If women continue to postpone their screening mammograms, the end result could be more late-stage cancers, according to numerous radiologists.
“We have come such a long way. The majority of cancers we diagnose today at our practice are early-stage. And they're treatable. If these women do not have annual mammograms, I think in a couple of years we're going to start seeing later stages of breast cancer,” Bohm-Velez said.
Mammography finds cancers early and so can save lives; early cancers are more treatable. But the current trend of finding cancers early may be reversed if women stop coming in for their screenings.
“Our trend over the last five to 10 years has been detecting smaller and smaller cancers. A quarter of the cancers we find are still in situ, they haven't become invasive cancers at all yet,” Levine said.
Even the invasive cancers are smaller and much less expensive to treat, according to Levine.
“If patients avoid screening, that trend is going to be reversed. We'll find more advanced cancers, cancers found through inspection, [by] feeling them, rather than detecting them through imaging.
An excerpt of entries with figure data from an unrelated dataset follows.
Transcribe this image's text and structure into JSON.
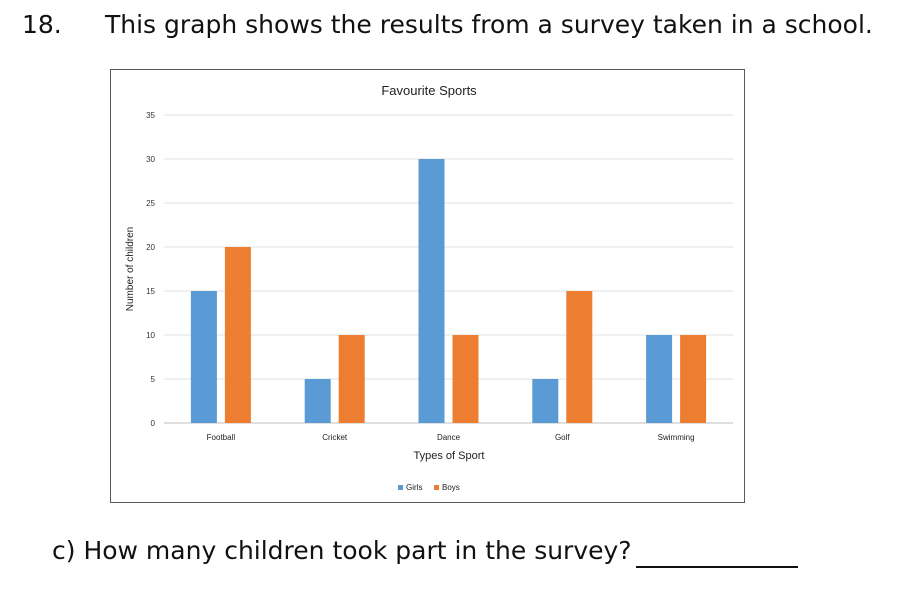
{
  "question": {
    "number": "18.",
    "text": "This graph shows the results from a survey taken in a school."
  },
  "part_c": {
    "text": "c) How many children took part in the survey?"
  },
  "colors": {
    "girls": "#5b9bd5",
    "boys": "#ed7d31",
    "gridline": "#e2e2e2",
    "axis": "#bfbfbf"
  },
  "chart_data": {
    "type": "bar",
    "title": "Favourite Sports",
    "xlabel": "Types of Sport",
    "ylabel": "Number of children",
    "categories": [
      "Football",
      "Cricket",
      "Dance",
      "Golf",
      "Swimming"
    ],
    "series": [
      {
        "name": "Girls",
        "values": [
          15,
          5,
          30,
          5,
          10
        ]
      },
      {
        "name": "Boys",
        "values": [
          20,
          10,
          10,
          15,
          10
        ]
      }
    ],
    "ylim": [
      0,
      35
    ],
    "yticks": [
      0,
      5,
      10,
      15,
      20,
      25,
      30,
      35
    ],
    "grid": true,
    "legend": "bottom"
  }
}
And the more advanced cancers have a much worse prognosis and are much more expensive to treat,” he said.
On average it can cost $30,000 to treat a small, localized breast cancer, while it costs on average $400,000 to treat advanced-stage breast cancer, according to Levine.
“So even though an individual may think, ‘I can't afford my screening mammogram right now,' it's much less expensive for that patient to have the screening mammogram because if they develop breast cancer down the line, it's so expensive to treat that advanced cancer,” he said.
All physicians are still encouraging patients to come in for their screening mammograms despite concerns over cost because it's good for their health and relatively inexpensive.
“In the long run, it may save their lives [and] save them money. That's really the story,” Levine said.